The weeks kicks off with Cyber Monday after a holiday shortened week that ended on a sour note thanks to a new omicron Covid variant. The earnings calendar is lighter but there are some notable companies reporting including; Global Foundries, HP Enterprise, and salesforce.com on Tuesday, CrowdStrike, Okta, Snowflake, and Splunk on Wednesday, and DocuSign, Dollar General, Kroger, Marvell, and Ulta Beauty on Thursday. Elsewhere on the corporate calendar, Amazon will hold its AWS event and Microsoft will hold its annual investor event. On the other hand, the economic calendar will include many reports through the week. Home prices via the Case Shiller home price index, where economist expect prices coming off a peak but still seeing strong growth at a 19.5% y/y increase, and consumer confidence will be released Tuesday.

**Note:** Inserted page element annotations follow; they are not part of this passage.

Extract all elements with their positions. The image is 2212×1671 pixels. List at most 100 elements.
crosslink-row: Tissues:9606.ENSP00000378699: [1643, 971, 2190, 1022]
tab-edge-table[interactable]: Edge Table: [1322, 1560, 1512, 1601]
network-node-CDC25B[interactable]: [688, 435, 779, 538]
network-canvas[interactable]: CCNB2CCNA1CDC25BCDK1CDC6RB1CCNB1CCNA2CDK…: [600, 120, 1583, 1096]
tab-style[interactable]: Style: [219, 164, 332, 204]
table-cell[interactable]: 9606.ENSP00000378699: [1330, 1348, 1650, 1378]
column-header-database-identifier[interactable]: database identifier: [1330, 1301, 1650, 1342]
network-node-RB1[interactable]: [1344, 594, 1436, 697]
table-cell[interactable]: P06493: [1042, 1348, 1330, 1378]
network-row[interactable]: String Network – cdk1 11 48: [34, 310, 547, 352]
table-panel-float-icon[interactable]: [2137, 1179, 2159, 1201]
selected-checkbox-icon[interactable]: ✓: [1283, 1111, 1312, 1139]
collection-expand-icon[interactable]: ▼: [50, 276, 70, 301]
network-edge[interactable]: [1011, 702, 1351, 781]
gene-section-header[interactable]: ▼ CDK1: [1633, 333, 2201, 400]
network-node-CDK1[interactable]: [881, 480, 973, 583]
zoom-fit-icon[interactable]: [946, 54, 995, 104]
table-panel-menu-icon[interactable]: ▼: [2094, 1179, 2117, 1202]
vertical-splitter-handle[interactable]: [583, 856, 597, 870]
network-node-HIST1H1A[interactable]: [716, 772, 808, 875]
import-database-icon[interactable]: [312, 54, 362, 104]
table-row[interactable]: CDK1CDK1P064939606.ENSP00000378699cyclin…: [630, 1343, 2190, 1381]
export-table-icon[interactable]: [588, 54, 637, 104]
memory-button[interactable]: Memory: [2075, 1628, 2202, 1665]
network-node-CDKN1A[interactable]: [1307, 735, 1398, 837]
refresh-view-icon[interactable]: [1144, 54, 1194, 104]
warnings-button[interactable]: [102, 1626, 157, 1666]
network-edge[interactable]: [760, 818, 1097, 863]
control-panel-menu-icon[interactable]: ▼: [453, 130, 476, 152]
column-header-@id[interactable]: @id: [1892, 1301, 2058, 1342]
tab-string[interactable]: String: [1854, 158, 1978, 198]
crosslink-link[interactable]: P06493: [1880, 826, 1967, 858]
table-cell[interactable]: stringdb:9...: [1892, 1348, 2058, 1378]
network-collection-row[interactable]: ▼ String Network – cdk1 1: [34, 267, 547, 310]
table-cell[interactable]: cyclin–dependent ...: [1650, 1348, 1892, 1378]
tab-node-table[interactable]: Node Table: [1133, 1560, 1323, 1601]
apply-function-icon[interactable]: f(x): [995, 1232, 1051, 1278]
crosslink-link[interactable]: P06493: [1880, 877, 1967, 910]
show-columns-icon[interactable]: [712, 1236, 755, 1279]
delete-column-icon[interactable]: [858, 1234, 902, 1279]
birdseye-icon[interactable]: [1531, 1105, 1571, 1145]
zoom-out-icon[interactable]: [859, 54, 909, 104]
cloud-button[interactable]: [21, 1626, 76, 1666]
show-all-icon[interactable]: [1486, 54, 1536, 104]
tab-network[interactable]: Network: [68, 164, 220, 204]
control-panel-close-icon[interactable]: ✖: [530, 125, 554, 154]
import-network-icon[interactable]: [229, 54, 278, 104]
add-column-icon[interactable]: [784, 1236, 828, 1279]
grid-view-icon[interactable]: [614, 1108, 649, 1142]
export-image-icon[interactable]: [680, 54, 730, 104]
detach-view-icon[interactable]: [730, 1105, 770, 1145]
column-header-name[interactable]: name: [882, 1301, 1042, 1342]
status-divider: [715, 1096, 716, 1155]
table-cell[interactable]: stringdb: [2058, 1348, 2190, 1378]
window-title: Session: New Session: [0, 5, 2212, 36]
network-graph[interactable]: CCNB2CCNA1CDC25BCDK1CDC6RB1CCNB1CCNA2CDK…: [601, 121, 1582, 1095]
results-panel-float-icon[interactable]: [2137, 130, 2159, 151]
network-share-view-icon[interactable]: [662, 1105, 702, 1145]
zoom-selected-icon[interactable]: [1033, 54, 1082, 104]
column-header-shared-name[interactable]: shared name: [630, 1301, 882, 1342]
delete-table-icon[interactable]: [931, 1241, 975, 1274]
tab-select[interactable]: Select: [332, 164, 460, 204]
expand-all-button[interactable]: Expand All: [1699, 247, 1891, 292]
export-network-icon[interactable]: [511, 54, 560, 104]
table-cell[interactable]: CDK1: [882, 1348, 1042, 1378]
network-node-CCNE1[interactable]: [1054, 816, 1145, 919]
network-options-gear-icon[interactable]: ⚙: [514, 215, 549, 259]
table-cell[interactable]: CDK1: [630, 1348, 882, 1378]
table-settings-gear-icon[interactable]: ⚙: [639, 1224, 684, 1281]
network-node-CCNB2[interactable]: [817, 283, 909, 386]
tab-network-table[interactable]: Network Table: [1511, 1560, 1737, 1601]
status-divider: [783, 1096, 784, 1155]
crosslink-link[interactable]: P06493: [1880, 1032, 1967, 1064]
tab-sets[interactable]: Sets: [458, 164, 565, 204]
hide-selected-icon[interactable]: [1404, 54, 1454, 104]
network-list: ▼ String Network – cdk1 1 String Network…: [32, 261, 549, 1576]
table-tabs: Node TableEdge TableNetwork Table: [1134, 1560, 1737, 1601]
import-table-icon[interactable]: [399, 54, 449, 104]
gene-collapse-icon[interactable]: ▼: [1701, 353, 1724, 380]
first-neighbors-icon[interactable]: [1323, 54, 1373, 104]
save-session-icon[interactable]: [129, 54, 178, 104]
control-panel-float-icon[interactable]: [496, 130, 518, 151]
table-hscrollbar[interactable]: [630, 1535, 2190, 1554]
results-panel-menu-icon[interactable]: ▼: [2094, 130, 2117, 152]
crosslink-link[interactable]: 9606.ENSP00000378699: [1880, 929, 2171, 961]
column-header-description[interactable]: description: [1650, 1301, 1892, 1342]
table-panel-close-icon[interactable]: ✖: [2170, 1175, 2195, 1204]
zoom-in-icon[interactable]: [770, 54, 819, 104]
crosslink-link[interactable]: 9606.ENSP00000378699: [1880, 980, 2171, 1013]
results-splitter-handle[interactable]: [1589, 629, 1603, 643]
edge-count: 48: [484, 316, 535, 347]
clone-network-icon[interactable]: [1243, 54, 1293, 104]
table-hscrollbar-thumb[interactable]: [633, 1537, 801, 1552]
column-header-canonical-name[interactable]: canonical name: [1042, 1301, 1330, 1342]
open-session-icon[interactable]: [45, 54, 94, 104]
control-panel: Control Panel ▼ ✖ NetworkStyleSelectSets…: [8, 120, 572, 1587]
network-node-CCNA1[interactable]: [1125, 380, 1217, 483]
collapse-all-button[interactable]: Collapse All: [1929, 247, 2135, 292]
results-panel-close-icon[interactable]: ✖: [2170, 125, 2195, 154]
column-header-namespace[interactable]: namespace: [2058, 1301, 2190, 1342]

The ADP employment report, October construction spending and the PMI and ISM manufacturing survey results are released Wednesday morning. Thursday will see the most recent data on unemployment claims and vehicle sales for November, and Friday wraps up with the November employment report where the current consensus sees another 543,000 jobs added in the month. There will also be several Fed speeches throughout the week including one by Fed Chair Powell on Tuesday. Finally, OPEC will hold its semi-annual meeting this week to discuss whether or not to continue with its plans to gradually raise oil output.